The compiled binmoji executable can be used for encoding, decoding, and testing.

Encode an Emoji to a 64-bit ID

Pass the emoji string as an argument to get its unique Binmoji ID. The tool handles everything from simple icons to complex ZWJ sequences with multiple skin tones.

Example 1: A simple emoji

The simplest emojis have no components or modifiers.

./binmoji ❤️
0x009D918FB6174C00

Example 2: A ZWJ sequence

The pirate flag is formed by joining 🏴 and ☠️ with a ZWJ.

./binmoji 🏴‍☠️
0x07CFD3F0E9125C00

Example 3: An emoji with a single skin tone

Here, a dark skin tone is applied to the astronaut.

./binmoji 🧑🏿‍🚀
0x07E746E4F8DD5680

Example 4: An emoji with two different skin tones

This complex sequence requires storing two separate skin tones.

./binmoji 👩🏻‍🤝‍👩🏿
0x07D1A7747240B0D0

Decode a 64-bit ID to an Emoji

To convert a Binmoji ID back to its emoji string, pass the hex ID (prefixed with 0x) as an argument.

# Decode the dual skin-tone emoji
./binmoji 0x07D1A7747240B0D0
👩🏻‍🤝‍👩🏿

# Decode the pirate flag
./binmoji 0x07CFD3F0E9125C00
🏴‍☠️

To verify the implementation, run the built-in test suite.

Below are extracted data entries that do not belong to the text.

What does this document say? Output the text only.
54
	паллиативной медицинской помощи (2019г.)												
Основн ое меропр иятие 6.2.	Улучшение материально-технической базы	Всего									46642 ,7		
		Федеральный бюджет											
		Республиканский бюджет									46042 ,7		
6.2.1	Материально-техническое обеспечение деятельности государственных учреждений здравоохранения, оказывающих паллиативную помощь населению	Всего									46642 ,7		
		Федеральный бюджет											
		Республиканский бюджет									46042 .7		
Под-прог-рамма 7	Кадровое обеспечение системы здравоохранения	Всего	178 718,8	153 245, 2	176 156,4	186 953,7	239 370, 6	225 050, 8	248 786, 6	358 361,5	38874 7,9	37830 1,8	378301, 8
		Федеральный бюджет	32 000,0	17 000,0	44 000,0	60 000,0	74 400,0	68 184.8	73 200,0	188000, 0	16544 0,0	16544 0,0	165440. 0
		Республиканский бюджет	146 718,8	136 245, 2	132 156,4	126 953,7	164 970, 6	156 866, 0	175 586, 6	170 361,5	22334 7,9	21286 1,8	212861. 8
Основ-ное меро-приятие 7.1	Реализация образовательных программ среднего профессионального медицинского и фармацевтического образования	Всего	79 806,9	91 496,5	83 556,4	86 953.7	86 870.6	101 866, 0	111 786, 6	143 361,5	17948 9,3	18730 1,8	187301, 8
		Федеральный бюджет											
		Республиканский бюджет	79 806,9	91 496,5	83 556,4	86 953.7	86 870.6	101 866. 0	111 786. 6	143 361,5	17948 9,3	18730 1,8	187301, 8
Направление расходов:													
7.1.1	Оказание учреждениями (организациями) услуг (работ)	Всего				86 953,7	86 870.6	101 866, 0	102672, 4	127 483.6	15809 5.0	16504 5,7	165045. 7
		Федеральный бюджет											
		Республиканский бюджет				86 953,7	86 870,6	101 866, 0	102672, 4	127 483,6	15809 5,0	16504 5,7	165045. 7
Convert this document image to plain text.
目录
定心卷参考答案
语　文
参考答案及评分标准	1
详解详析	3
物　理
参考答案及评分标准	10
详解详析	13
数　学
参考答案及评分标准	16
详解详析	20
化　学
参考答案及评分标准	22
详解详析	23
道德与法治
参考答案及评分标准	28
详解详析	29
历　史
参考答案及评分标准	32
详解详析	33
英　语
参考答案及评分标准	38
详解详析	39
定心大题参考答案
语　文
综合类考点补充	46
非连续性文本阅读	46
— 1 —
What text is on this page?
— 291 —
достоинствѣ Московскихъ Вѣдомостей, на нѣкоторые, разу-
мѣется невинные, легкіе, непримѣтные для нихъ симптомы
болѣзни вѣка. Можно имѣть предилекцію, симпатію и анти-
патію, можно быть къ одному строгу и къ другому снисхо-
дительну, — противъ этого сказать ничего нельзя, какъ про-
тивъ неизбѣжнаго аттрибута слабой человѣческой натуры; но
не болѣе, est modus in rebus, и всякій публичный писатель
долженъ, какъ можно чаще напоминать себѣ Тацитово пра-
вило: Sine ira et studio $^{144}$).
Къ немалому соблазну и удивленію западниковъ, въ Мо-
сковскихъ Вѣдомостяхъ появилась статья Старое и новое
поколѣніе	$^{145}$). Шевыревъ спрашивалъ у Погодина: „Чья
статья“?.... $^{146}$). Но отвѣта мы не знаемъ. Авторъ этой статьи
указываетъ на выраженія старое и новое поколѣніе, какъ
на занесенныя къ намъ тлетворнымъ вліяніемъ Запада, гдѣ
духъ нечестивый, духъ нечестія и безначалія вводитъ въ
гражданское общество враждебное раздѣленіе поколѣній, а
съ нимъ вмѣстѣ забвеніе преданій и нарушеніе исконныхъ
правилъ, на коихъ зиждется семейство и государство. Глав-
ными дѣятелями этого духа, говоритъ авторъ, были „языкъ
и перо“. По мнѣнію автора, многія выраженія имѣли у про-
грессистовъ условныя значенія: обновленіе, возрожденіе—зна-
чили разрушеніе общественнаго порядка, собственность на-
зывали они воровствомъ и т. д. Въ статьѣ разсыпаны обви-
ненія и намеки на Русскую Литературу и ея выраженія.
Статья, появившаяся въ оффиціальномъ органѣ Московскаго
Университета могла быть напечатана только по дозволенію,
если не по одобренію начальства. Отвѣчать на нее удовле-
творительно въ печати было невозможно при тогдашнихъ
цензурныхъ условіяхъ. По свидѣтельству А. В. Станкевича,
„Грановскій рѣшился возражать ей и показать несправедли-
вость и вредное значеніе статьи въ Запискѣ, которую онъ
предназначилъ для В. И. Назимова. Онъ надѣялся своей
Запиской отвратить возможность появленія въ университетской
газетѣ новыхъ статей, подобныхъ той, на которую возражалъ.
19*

It performs a round-trip conversion test on thousands of emojis from the official Unicode data files.

A successful run will report zero failures.

You can integrate the core logic into your own C projects by including the header binmoji.h and compiling/linking binmoji.c. The main data structure is struct binmoji.

The main functions are:

void binmoji_parse(const char *emoji, struct binmoji *binmoji);
- Parses a UTF-8 emoji string into the struct binmoji.
uint64_t binmoji_encode(const struct binmoji *binmoji);
- Generates a 64-bit ID from a populated struct binmoji.
void binmoji_decode(uint64_t id, struct binmoji *binmoji);
- Decodes a 64-bit ID into a struct binmoji, using an internal hash table to look up components.
void binmoji_to_string(const struct binmoji *binmoji, char *out_str, size_t out_str_size);
- Builds the final UTF-8 emoji string from a struct binmoji.